Banks must comply with Islamic banking principles

Gulf African Bank. It is one of the three Islamic banks in the country. Photo/FREDRICK ONYANGO

A number of Kenyan banks recently introduced sharia friendly financial products, which target the Muslim population in the country.

Few know that in Kenya - unlike other markets - sharia banking focuses on profit sharing with a customer, so if a loss should arise the customer bears all costs.

This is Haraam, or forbidden, according to the sharia principles guiding financial transactions, because a bank must share portion of a loss for it to comply with the sharia guideline.

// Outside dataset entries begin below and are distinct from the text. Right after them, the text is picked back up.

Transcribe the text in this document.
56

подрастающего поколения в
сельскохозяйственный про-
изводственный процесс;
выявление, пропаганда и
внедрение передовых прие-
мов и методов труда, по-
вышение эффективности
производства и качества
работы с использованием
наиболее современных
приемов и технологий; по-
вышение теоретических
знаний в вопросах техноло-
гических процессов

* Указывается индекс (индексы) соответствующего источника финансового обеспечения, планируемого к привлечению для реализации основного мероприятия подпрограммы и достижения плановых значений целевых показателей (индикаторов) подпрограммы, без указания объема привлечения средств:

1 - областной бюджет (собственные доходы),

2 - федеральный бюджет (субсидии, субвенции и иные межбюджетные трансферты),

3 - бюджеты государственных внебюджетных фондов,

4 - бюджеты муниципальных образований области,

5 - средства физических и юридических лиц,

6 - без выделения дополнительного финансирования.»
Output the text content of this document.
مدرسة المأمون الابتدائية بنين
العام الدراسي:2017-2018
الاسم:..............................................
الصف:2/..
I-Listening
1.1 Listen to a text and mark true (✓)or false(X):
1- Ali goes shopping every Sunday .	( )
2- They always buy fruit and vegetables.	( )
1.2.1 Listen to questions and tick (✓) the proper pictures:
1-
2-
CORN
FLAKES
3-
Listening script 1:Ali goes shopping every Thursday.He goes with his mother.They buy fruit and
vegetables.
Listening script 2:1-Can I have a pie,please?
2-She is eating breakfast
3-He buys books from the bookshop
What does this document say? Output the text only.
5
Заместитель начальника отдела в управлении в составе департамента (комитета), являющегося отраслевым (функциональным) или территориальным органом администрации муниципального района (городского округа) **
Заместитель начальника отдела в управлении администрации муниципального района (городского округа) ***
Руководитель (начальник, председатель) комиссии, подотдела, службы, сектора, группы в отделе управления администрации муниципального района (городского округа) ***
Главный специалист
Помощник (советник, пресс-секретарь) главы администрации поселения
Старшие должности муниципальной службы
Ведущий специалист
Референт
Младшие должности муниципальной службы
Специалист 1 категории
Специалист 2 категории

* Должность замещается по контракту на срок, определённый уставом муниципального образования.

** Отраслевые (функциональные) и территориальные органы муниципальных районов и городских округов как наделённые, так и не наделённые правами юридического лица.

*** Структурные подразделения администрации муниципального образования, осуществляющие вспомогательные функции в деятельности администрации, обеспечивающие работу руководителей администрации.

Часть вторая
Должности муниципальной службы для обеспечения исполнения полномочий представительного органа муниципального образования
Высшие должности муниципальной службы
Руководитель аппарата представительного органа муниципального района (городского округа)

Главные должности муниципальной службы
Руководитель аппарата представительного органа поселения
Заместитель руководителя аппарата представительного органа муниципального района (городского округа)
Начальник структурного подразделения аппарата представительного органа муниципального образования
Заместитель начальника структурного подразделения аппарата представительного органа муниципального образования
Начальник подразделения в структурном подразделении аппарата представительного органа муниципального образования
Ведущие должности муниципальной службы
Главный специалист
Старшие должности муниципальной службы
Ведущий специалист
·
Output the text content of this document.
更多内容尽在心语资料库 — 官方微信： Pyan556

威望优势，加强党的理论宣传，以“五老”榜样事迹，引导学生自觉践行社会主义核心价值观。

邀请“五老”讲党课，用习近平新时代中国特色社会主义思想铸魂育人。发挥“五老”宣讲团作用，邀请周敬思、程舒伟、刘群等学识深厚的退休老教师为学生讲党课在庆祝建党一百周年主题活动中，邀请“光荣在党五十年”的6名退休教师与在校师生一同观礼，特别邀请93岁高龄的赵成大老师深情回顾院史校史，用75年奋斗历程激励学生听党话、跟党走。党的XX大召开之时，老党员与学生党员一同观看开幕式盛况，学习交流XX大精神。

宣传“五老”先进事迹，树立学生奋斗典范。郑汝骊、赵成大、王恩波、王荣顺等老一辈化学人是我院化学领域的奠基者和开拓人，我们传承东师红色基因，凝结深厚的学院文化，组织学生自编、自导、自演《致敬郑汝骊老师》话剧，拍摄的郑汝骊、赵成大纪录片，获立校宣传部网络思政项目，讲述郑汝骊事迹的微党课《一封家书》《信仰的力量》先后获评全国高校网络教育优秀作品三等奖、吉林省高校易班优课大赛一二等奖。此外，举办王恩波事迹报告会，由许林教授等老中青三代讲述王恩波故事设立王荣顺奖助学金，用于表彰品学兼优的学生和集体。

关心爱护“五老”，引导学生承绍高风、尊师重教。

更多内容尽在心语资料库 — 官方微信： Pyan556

In addition, in the Kenyan market, where commercial banks are highly regulated by the Central Bank of Kenya, additional financial services that sharia banks can offer are not approved by the regulator.

Islamic banking refers to a system of banking or financial services that is consistent with the principles of the sharia which prohibits payment or acceptance of interest (riba) on loans, bills, bonds and bank deposits or on any other transaction between a borrower and a lender.

Investing in businesses that provide interest earnings is considered to be Haraam, or forbidden in the sharia context.

However businesses that provide return on investment such as provision of services, manufacturing, livestock trading, farming, professional services, foreign exchange, information technology are considered to be clean businesses by the sharia as long as the seed capital was obtained from Halal sources, which are not associated with bank borrowings and the business activities are free from haraam activities.

Sharia banking has the same purpose as conventional banking except that it operates in accordance with the rules of the sharia known as Fiqh-almuamalat (the Islamic rules on transactions).

The basic principle of sharia banking is the sharing of profit/ loss and prohibition of riba.

In a sharia compliant mortgage transaction, instead of loaning the buyer to purchase the property, the bank purchases the property from the seller and resell it to the buyer at a profit while allowing the buyer to pay the bank in installments.

In addition, the banks profit cannot be made explicit and therefore there are no additional penalties for a late payment.

Unlike sharia banking in Kenya, in more advanced markets like the Middle East, the customer and the bank share profit and loss based on predetermined ratio agreed at the time of the agreement.

Banks conduct a thorough credit analysis of the customer and the viability of the intended use of an asset to minimise volatility of earnings the investor might get.

Interest on loans is strictly prohibited by the sharia. Should a loss arise on the normal trading, bank must share the losses and prevent hidden charges on the customer accounts something sharia banking in Kenya has not yet realised.

One hopes that commercial banks in Kenya that offer sharia banking will soon comply with the principles of islamic banking.

Mr Bulle is the Senior Associate (Audit) at Deloitte & Touche Kenya.